El líder de Ciudadanos se une al exalcalde socialista de A Coruña para cargar contra Sánchez por "negociar España" para "mantenerse en el poder"

Francisco Vázquez y Albert Rivera, este martes en su encuentro en el palacio de congresos de A Coruña.
Francisco Vázquez y Albert Rivera, este martes en su encuentro en el palacio de congresos de A Coruña.

El presidente de Ciudadanos, Albert Rivera, ha viajado este martes a A Coruña para subirse al escenario del palacio de congresos y exposiciones con un “viejo rockero” del PSOE y la Transición.
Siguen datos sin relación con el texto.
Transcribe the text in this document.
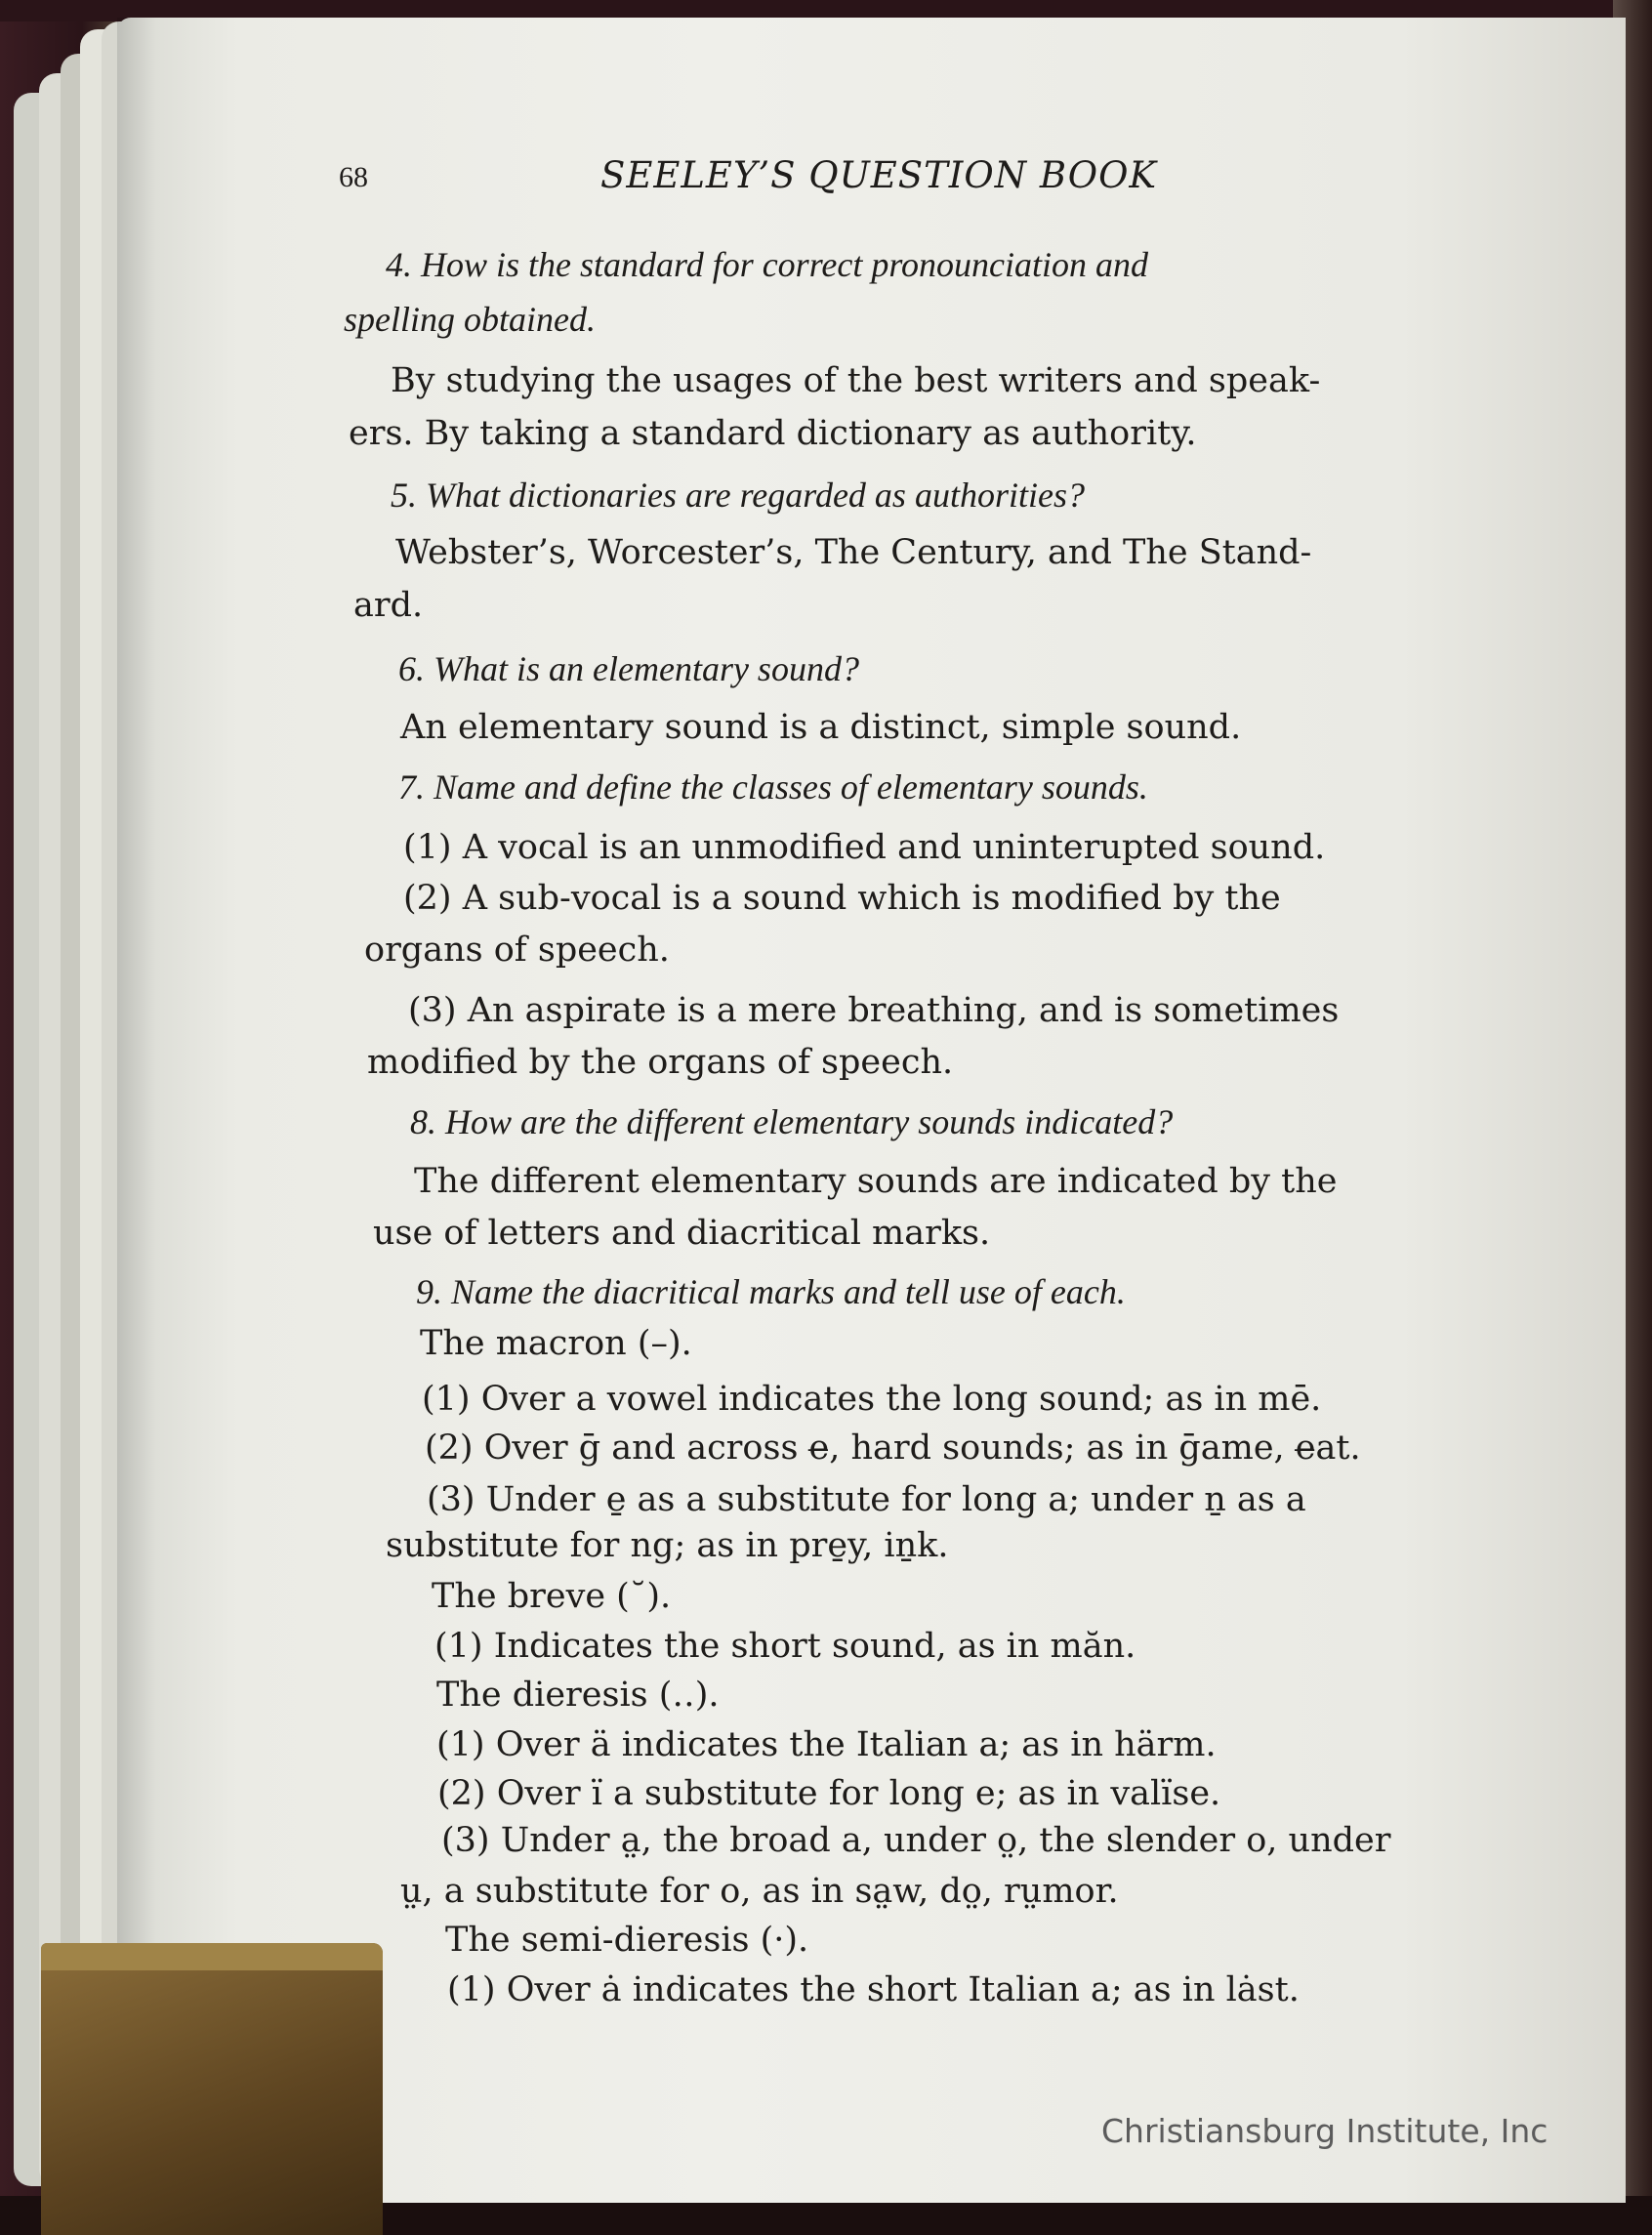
68	SEELEY’S QUESTION BOOK
4. How is the standard for correct pronounciation and
spelling obtained.
By studying the usages of the best writers and speak-
ers. By taking a standard dictionary as authority.
5. What dictionaries are regarded as authorities?
Webster’s, Worcester’s, The Century, and The Stand-
ard.
6. What is an elementary sound?
An elementary sound is a distinct, simple sound.
7. Name and define the classes of elementary sounds.
(1) A vocal is an unmodified and uninterupted sound.
(2) A sub-vocal is a sound which is modified by the
organs of speech.
(3) An aspirate is a mere breathing, and is sometimes
modified by the organs of speech.
8. How are the different elementary sounds indicated?
The different elementary sounds are indicated by the
use of letters and diacritical marks.
9. Name the diacritical marks and tell use of each.
The macron (–).
(1) Over a vowel indicates the long sound; as in mē.
(2) Over ḡ and across e̶, hard sounds; as in ḡame, e̶at.
(3) Under e̱ as a substitute for long a; under ṉ as a
substitute for ng; as in pre̱y, iṉk.
The breve (˘).
(1) Indicates the short sound, as in măn.
The dieresis (‥).
(1) Over ä indicates the Italian a; as in härm.
(2) Over ï a substitute for long e; as in valïse.
(3) Under a̤, the broad a, under o̤, the slender o, under
ṳ, a substitute for o, as in sa̤w, do̤, rṳmor.
The semi-dieresis (·).
(1) Over ȧ indicates the short Italian a; as in lȧst.
Christiansburg Institute, Inc
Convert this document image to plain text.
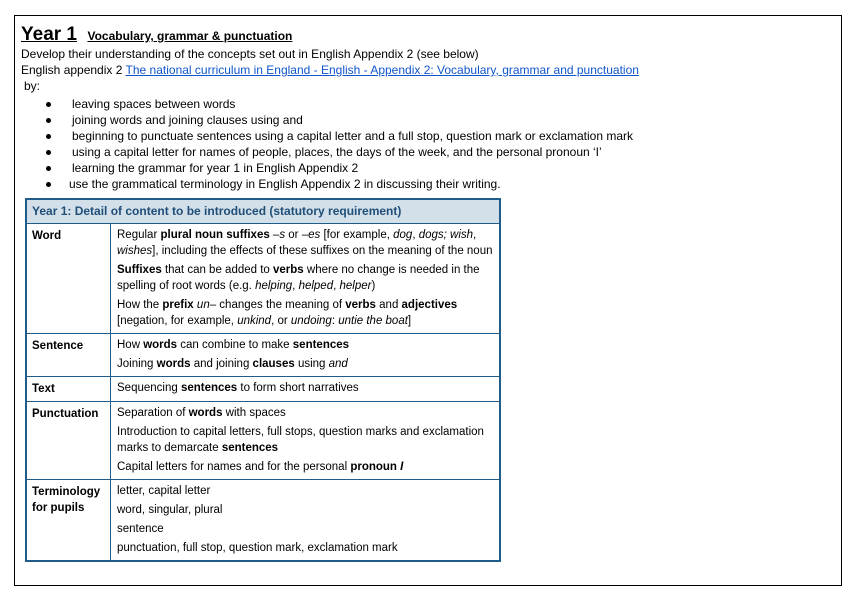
Year 1 Vocabulary, grammar & punctuation
Develop their understanding of the concepts set out in English Appendix 2 (see below)
English appendix 2 The national curriculum in England - English - Appendix 2: Vocabulary, grammar and punctuation
by:
leaving spaces between words
joining words and joining clauses using and
beginning to punctuate sentences using a capital letter and a full stop, question mark or exclamation mark
using a capital letter for names of people, places, the days of the week, and the personal pronoun ‘I’
learning the grammar for year 1 in English Appendix 2
use the grammatical terminology in English Appendix 2 in discussing their writing.
Year 1: Detail of content to be introduced (statutory requirement)	
Word	Regular plural noun suffixes –s or –es [for example, dog, dogs; wish, wishes], including the effects of these suffixes on the meaning of the noun

Suffixes that can be added to verbs where no change is needed in the spelling of root words (e.g. helping, helped, helper)

How the prefix un– changes the meaning of verbs and adjectives [negation, for example, unkind, or undoing: untie the boat]

Sentence	How words can combine to make sentences

Joining words and joining clauses using and

Text	Sequencing sentences to form short narratives

Punctuation	Separation of words with spaces

Introduction to capital letters, full stops, question marks and exclamation marks to demarcate sentences

Capital letters for names and for the personal pronoun I

Terminology for pupils	letter, capital letter

word, singular, plural

sentence

punctuation, full stop, question mark, exclamation mark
Así ha definido el catalán a Francisco Vázquez, Paco para él, el exalcalde socialista de esta ciudad gallega durante 23 años, de baja desde hace un tiempo en el partido del puño y la rosa, pero con el discurso españolista del que siempre ha presumido a todo gas. Ambos se han reivindicado como dos “moderados” que ven a España ante el precipicio por culpa del presidente del Gobierno, Pedro Sánchez.

“Muchos españoles empezamos a tener la sensación de que para mantenerse en el poder se está negociando España, la idea de España”, se ha quejado el exsocialista. “Nos están arrinconando”, ha lamentado Rivera. “Como sigamos cediendo vamos a tener que pedir perdón por sacar la bandera de nuestro país”.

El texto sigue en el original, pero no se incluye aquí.